For more about the thinking behind this recipe, see Make Your Best Mexican Lager.
Batch size: 5 gallons (19 liters)
Brewhouse efficiency: 72%
6 lb (2.7 kg) Maris Otter
3 lb (1.4 kg) flaked corn
4 oz (113 g) Munich
HOPS & ADDITIONS SCHEDULE
0.5 oz (14 g) Motueka at 60 minutes [12 IBUs]
1 tablet Whirlfloc at 15 minutes
1 oz (28 g) Motueka at 5 minutes [5 IBUs]
White Labs WLP940 Mexican Lager or Wyeast 2278 Czech Pilsner
Mill the grains and mash at 152°F (67°C) for 60 minutes. Vorlauf until the runnings are clear, then run off into the kettle. Sparge and top up as necessary to get about 6 gallons (23 liters) of wort—or more, depending on your evaporation rate. Boil 60 minutes, adding hops and finings according to the schedule. After the boil, chill to about 50°F (10°C), aerate well, and pitch plenty of healthy yeast.

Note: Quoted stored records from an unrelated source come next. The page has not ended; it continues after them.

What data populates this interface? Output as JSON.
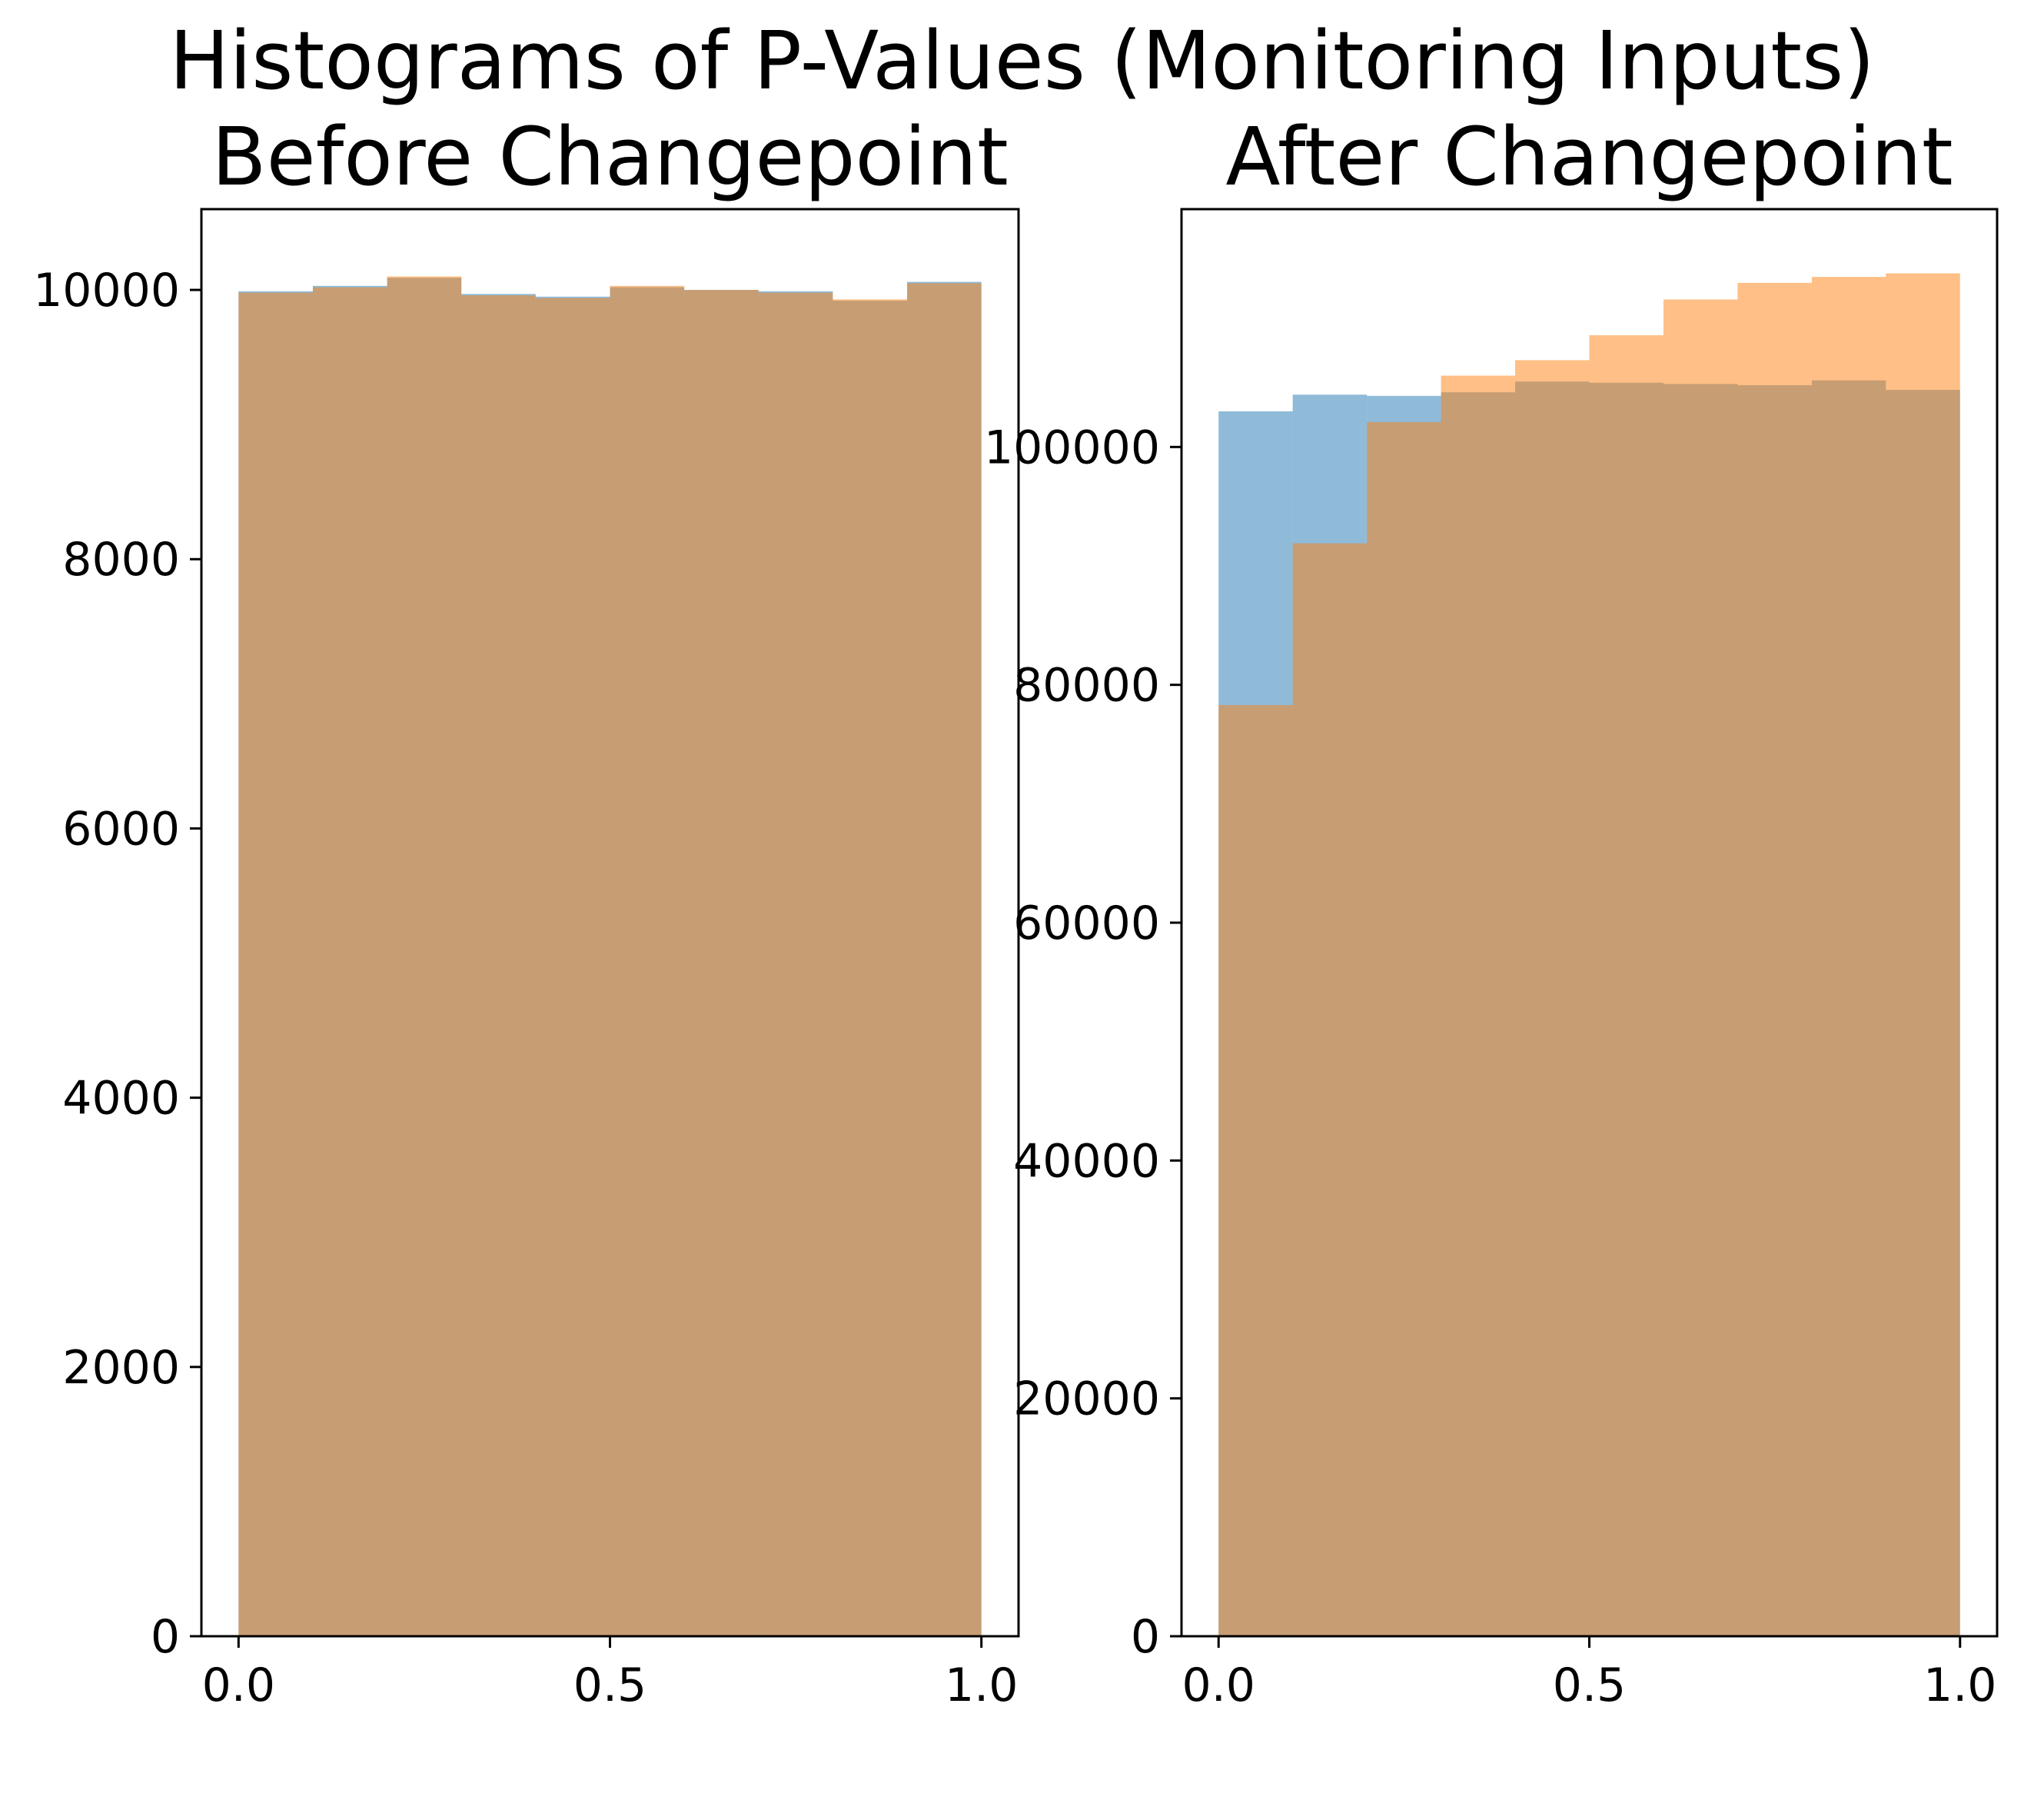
{
  "figure": {
    "title": "Histograms of P-Values (Monitoring Inputs)"
  },
  "colors": {
    "series_a": "#1f77b4",
    "series_b": "#ff7f0e",
    "bar_alpha": 0.5,
    "axis": "#000000",
    "background": "#ffffff"
  },
  "chart_data": [
    {
      "type": "bar",
      "title": "Before Changepoint",
      "xlabel": "",
      "ylabel": "",
      "bin_edges": [
        0.0,
        0.1,
        0.2,
        0.3,
        0.4,
        0.5,
        0.6,
        0.7,
        0.8,
        0.9,
        1.0
      ],
      "xlim": [
        -0.05,
        1.05
      ],
      "ylim": [
        0,
        10600
      ],
      "xticks": [
        0.0,
        0.5,
        1.0
      ],
      "xtick_labels": [
        "0.0",
        "0.5",
        "1.0"
      ],
      "yticks": [
        0,
        2000,
        4000,
        6000,
        8000,
        10000
      ],
      "ytick_labels": [
        "0",
        "2000",
        "4000",
        "6000",
        "8000",
        "10000"
      ],
      "grid": false,
      "series": [
        {
          "values": [
            9990,
            10030,
            10090,
            9970,
            9950,
            10020,
            10000,
            9990,
            9920,
            10060
          ]
        },
        {
          "values": [
            9980,
            10020,
            10100,
            9960,
            9940,
            10030,
            10000,
            9980,
            9930,
            10050
          ]
        }
      ]
    },
    {
      "type": "bar",
      "title": "After Changepoint",
      "xlabel": "",
      "ylabel": "",
      "bin_edges": [
        0.0,
        0.1,
        0.2,
        0.3,
        0.4,
        0.5,
        0.6,
        0.7,
        0.8,
        0.9,
        1.0
      ],
      "xlim": [
        -0.05,
        1.05
      ],
      "ylim": [
        0,
        120000
      ],
      "xticks": [
        0.0,
        0.5,
        1.0
      ],
      "xtick_labels": [
        "0.0",
        "0.5",
        "1.0"
      ],
      "yticks": [
        0,
        20000,
        40000,
        60000,
        80000,
        100000
      ],
      "ytick_labels": [
        "0",
        "20000",
        "40000",
        "60000",
        "80000",
        "100000"
      ],
      "grid": false,
      "series": [
        {
          "values": [
            103000,
            104400,
            104300,
            104600,
            105500,
            105400,
            105300,
            105200,
            105600,
            104800
          ]
        },
        {
          "values": [
            78300,
            91900,
            102100,
            106000,
            107300,
            109400,
            112400,
            113800,
            114300,
            114600
          ]
        }
      ]
    }
  ]
}
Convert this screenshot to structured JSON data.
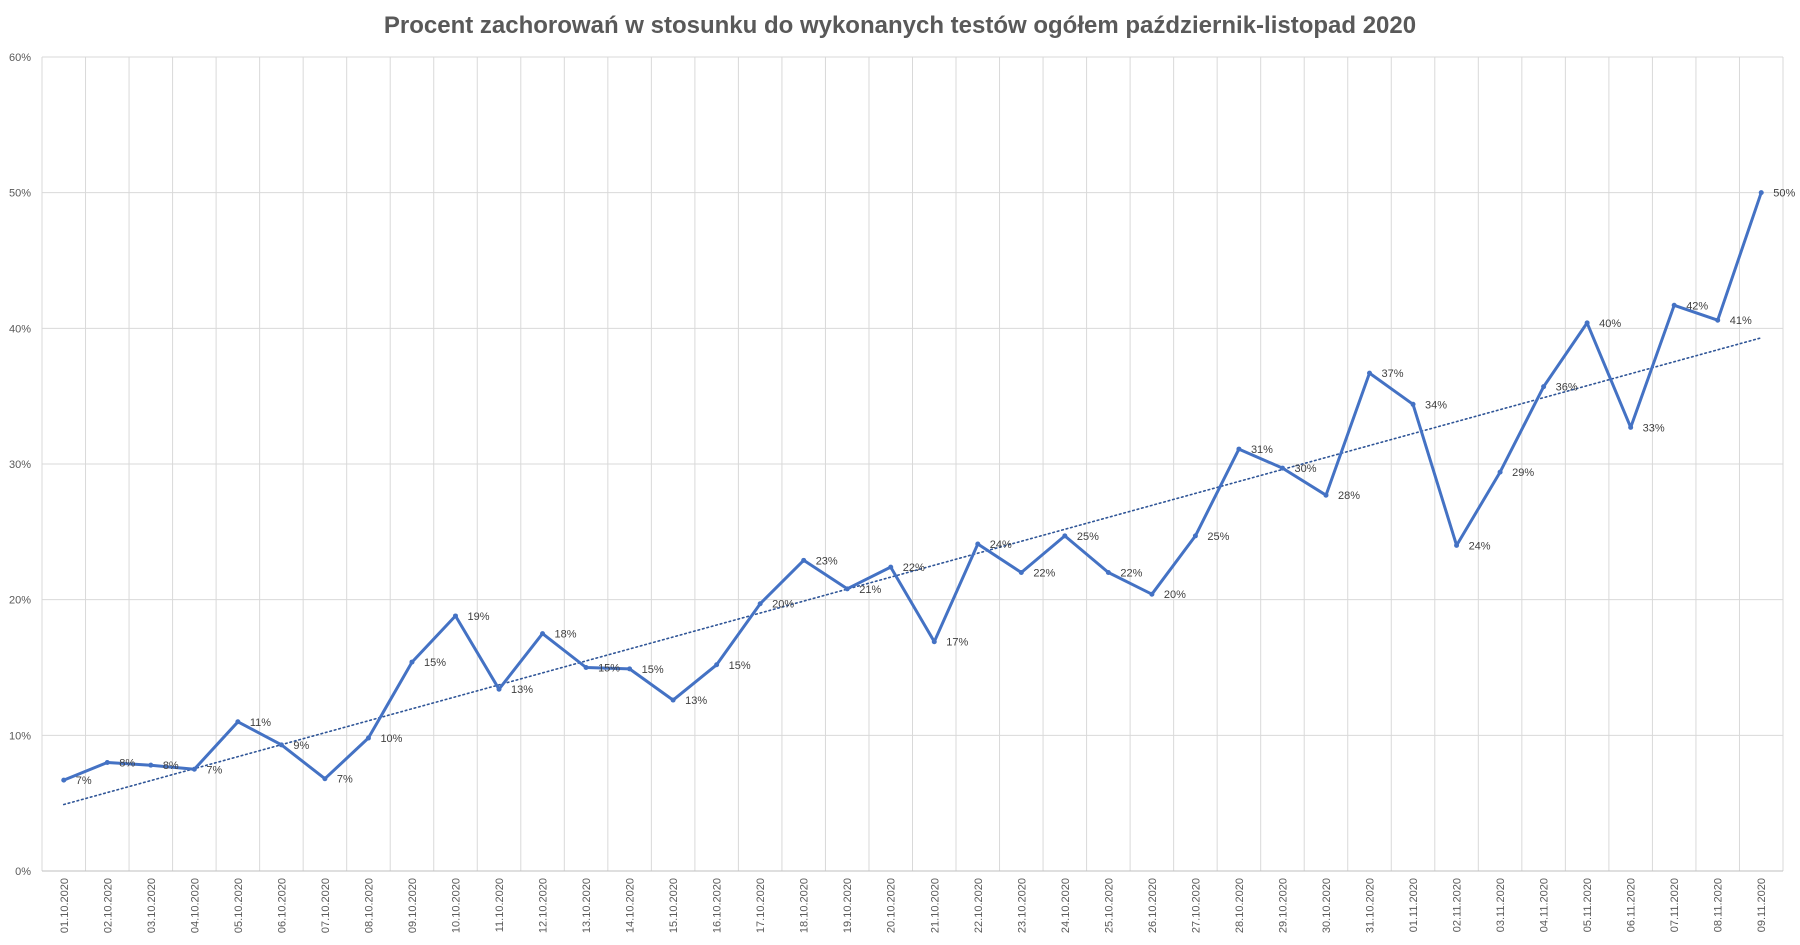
{
  "chart_data": {
    "type": "line",
    "title": "Procent zachorowań w stosunku do wykonanych testów ogółem październik-listopad 2020",
    "xlabel": "",
    "ylabel": "",
    "ylim": [
      0,
      60
    ],
    "yticks": [
      "0%",
      "10%",
      "20%",
      "30%",
      "40%",
      "50%",
      "60%"
    ],
    "grid": true,
    "legend": "none",
    "colors": {
      "line": "#4472C4",
      "trend": "#2F5597",
      "grid": "#D9D9D9",
      "text": "#595959"
    },
    "categories": [
      "01.10.2020",
      "02.10.2020",
      "03.10.2020",
      "04.10.2020",
      "05.10.2020",
      "06.10.2020",
      "07.10.2020",
      "08.10.2020",
      "09.10.2020",
      "10.10.2020",
      "11.10.2020",
      "12.10.2020",
      "13.10.2020",
      "14.10.2020",
      "15.10.2020",
      "16.10.2020",
      "17.10.2020",
      "18.10.2020",
      "19.10.2020",
      "20.10.2020",
      "21.10.2020",
      "22.10.2020",
      "23.10.2020",
      "24.10.2020",
      "25.10.2020",
      "26.10.2020",
      "27.10.2020",
      "28.10.2020",
      "29.10.2020",
      "30.10.2020",
      "31.10.2020",
      "01.11.2020",
      "02.11.2020",
      "03.11.2020",
      "04.11.2020",
      "05.11.2020",
      "06.11.2020",
      "07.11.2020",
      "08.11.2020",
      "09.11.2020"
    ],
    "series": [
      {
        "values": [
          6.7,
          8.0,
          7.8,
          7.5,
          11.0,
          9.3,
          6.8,
          9.8,
          15.4,
          18.8,
          13.4,
          17.5,
          15.0,
          14.9,
          12.6,
          15.2,
          19.7,
          22.9,
          20.8,
          22.4,
          16.9,
          24.1,
          22.0,
          24.7,
          22.0,
          20.4,
          24.7,
          31.1,
          29.7,
          27.7,
          36.7,
          34.4,
          24.0,
          29.4,
          35.7,
          40.4,
          32.7,
          41.7,
          40.6,
          50.0
        ],
        "labels": [
          "7%",
          "8%",
          "8%",
          "7%",
          "11%",
          "9%",
          "7%",
          "10%",
          "15%",
          "19%",
          "13%",
          "18%",
          "15%",
          "15%",
          "13%",
          "15%",
          "20%",
          "23%",
          "21%",
          "22%",
          "17%",
          "24%",
          "22%",
          "25%",
          "22%",
          "20%",
          "25%",
          "31%",
          "30%",
          "28%",
          "37%",
          "34%",
          "24%",
          "29%",
          "36%",
          "40%",
          "33%",
          "42%",
          "41%",
          "50%"
        ]
      }
    ],
    "trendline": {
      "type": "linear",
      "style": "dotted",
      "start": 4.9,
      "end": 39.3
    }
  }
}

Ferment at 56°F (13°C) for 7 days, then allow the temperature to rise to 70°F (21°C) for a diacetyl rest. When fermentation is complete, crash to 35°C (2°C), then package and carbonate to about 2 volumes. Store cold for at least 6 weeks before serving.
You may find that you need more kettle finings than usual here, or a hit of gelatin (or Biofine) before packaging. But bear in mind that it will also clear in the keg or bottle while lagering, and that brilliantly clear beer will look as good as it tastes.